Are you the fearful kind? Are you the conscientious type? Are you just plain ignorant or do you see yourself daredevil?
A 2020 Trend Micro study of remote workers in Singapore revealed that 59% of respondents are more conscious of their organization’s cybersecurity policies since the start of the national ‘circuit breaker’ measures.
However, many still break the rules due to limited understanding or resource constraints.
The Singapore edition of the Trend Micro’s Head in the Clouds study revealed that employees displayed different attitudes and behaviours towards cybersecurity, suggesting that broad training might be too general to capture these differences.

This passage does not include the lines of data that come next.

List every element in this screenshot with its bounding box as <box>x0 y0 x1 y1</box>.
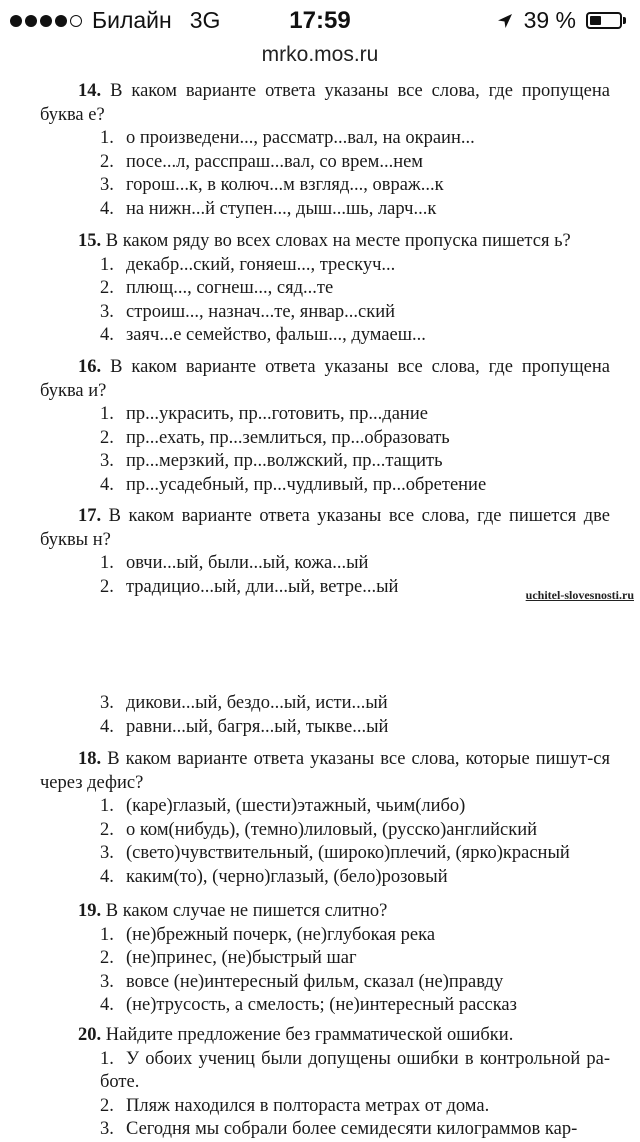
document-page <box>0 78 640 1139</box>
answer-option: 2. (не)принес, (не)быстрый шаг <box>100 948 357 968</box>
answer-option: 3. горош...к, в колюч...м взгляд..., овраж...к <box>100 175 444 195</box>
question-15 <box>0 230 640 348</box>
question-19 <box>0 900 640 1018</box>
question-16 <box>0 356 640 497</box>
question-number: 15. <box>78 231 102 251</box>
address-bar[interactable] <box>0 40 640 78</box>
answer-option: 2. о ком(нибудь), (темно)лиловый, (русско)английский <box>100 819 538 840</box>
answer-option: 3. (свето)чувствительный, (широко)плечий, (ярко)красный <box>100 843 570 863</box>
answer-option: 4. пр...усадебный, пр...чудливый, пр...обретение <box>100 474 487 495</box>
question-number: 14. <box>78 81 102 101</box>
answer-option: 4. (не)трусость, а смелость; (не)интересный рассказ <box>100 995 517 1015</box>
answer-option: 3. строиш..., назнач...те, январ...ский <box>100 301 396 322</box>
question-text: Найдите предложение без грамматической ошибки. <box>105 1025 514 1045</box>
answer-option: 3. пр...мерзкий, пр...волжский, пр...тащить <box>100 451 443 471</box>
question-text: В каком варианте ответа указаны все слова, где пишется две буквы н? <box>40 506 611 550</box>
answer-option: 1. овчи...ый, были...ый, кожа...ый <box>100 553 369 573</box>
location-arrow-icon <box>496 12 514 30</box>
question-17-continued <box>0 692 640 739</box>
answer-option: 4. равни...ый, багря...ый, тыкве...ый <box>100 716 389 737</box>
answer-option: 2. традицио...ый, дли...ый, ветре...ый <box>100 576 399 597</box>
answer-option: 2. посе...л, расспраш...вал, со врем...нем <box>100 151 424 172</box>
answer-option: 1. (не)брежный почерк, (не)глубокая река <box>100 924 436 945</box>
clock: 17:59 <box>289 7 351 34</box>
answer-option: 4. каким(то), (черно)глазый, (бело)розовый <box>100 866 448 887</box>
answer-option: 1. пр...украсить, пр...готовить, пр...дание <box>100 404 428 424</box>
battery-percent: 39 % <box>523 7 576 33</box>
answer-option: 1. У обоих учениц были допущены ошибки в контрольной ра-боте. <box>100 1048 610 1092</box>
question-17 <box>0 505 640 599</box>
question-text: В каком варианте ответа указаны все слова, где пропущена буква е? <box>40 81 610 125</box>
answer-option: 2. плющ..., согнеш..., сяд...те <box>100 278 334 298</box>
answer-option: 4. заяч...е семейство, фальш..., думаеш... <box>100 325 426 345</box>
question-number: 17. <box>78 506 102 526</box>
question-20 <box>0 1024 640 1142</box>
question-number: 16. <box>78 357 102 377</box>
question-18 <box>0 748 640 889</box>
question-number: 18. <box>78 749 102 769</box>
answer-option: 1. (каре)глазый, (шести)этажный, чьим(либо) <box>100 796 466 816</box>
answer-option: 2. пр...ехать, пр...землиться, пр...образовать <box>100 427 450 448</box>
battery-icon <box>586 12 626 29</box>
answer-option: 3. Сегодня мы собрали более семидесяти килограммов кар- <box>100 1119 578 1139</box>
status-bar <box>0 0 640 40</box>
answer-option: 2. Пляж находился в полтораста метрах от дома. <box>100 1095 490 1116</box>
status-right <box>496 7 626 34</box>
answer-option: 3. дикови...ый, бездо...ый, исти...ый <box>100 693 388 713</box>
network-type: 3G <box>189 7 221 33</box>
question-text: В каком варианте ответа указаны все слова, где пропущена буква и? <box>40 357 610 401</box>
url-text[interactable]: mrko.mos.ru <box>261 43 379 66</box>
question-text: В каком случае не пишется слитно? <box>105 901 388 921</box>
question-text: В каком варианте ответа указаны все слова, которые пишут-ся через дефис? <box>40 749 610 793</box>
answer-option: 1. о произведени..., рассматр...вал, на окраин... <box>100 128 475 148</box>
question-14 <box>0 80 640 221</box>
answer-option: 4. на нижн...й ступен..., дыш...шь, ларч...к <box>100 198 437 219</box>
watermark-link[interactable]: uchitel-slovesnosti.ru <box>525 588 634 602</box>
question-number: 20. <box>78 1025 102 1045</box>
question-number: 19. <box>78 901 102 921</box>
carrier-name: Билайн <box>92 7 172 33</box>
question-text: В каком ряду во всех словах на месте пропуска пишется ь? <box>105 231 571 251</box>
answer-option: 1. декабр...ский, гоняеш..., трескуч... <box>100 254 396 275</box>
answer-option: 3. вовсе (не)интересный фильм, сказал (не)правду <box>100 971 504 992</box>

It suggested taking different approaches in encouraging positive security practices.
For instance, employees who are fearful of breaking security rules might benefit more from simulation exercises, where they are allowed to try and experience things they normally would not.
The results indicate a high level of security awareness among local employees, with 89% of respondents claiming they take instructions from their IT team seriously. While 87% of employees agree that they have a role to play in keeping their organization secure, 71% acknowledged that using non-work applications on a corporate device is a security risk.
- 39% say they often or always access corporate data from a non-work device – almost certainly breaking corporate security policy
- 16% of them are likely to click on a link offering free services, such as extra cloud storage and greater internet connectivity, from an unknown email address
- 38% of employees use public Wi-Fi when working remotely, without using the company VPN
- 52% of users confess to downloading or using a non-work application on a corporate device – of this pool, 35% of them did not request permission from the IT team
- 37% have uploaded corporate data to non-work applications
Cybercriminals bank on such unsafe practices to attack businesses. Phishing tactics continue to be favoured by threat actors, as seen by the marked increase in Singapore-hosted phishing URLs detected last year – from 16,100 in 2018 to 47,500 in 2019.
Dr Linda K. Kaye, Cyberpsychology Academic at Edge Hill University explains: “There are a great number of individual differences across the workforce. This can include individual employee’s values, accountability within their organization, as well as aspects of their personality, all of which are important factors which drive people’s behaviours. To develop more effective cybersecurity training and practices, more attention should be paid to these factors. This, in turn, can help organizations adopt more tailored or bespoke cybersecurity training with their employees, which may be more effective.”
Productivity still trumps protection for many users. Thirty-eight percent agree that they do not give much thought to whether the apps they use are sanctioned by IT or not, as they just want the job done. Additionally, 14% would do whatever is quickest to send a client a file, even if that option is slightly less safe.
Nilesh Jain, vice president of Trend Micro, Southeast Asia and India, adds, “To close the cyber risk gap, especially caused by people who are either unaware of security policies or even those who think they are above the rules, organizations should not only provide training but take an opportunity to add guardrails and controls while understanding the users’ needs. Using a combination of both in a positive and easy-to-use fashion will hopefully encourage behavioural change and understanding.”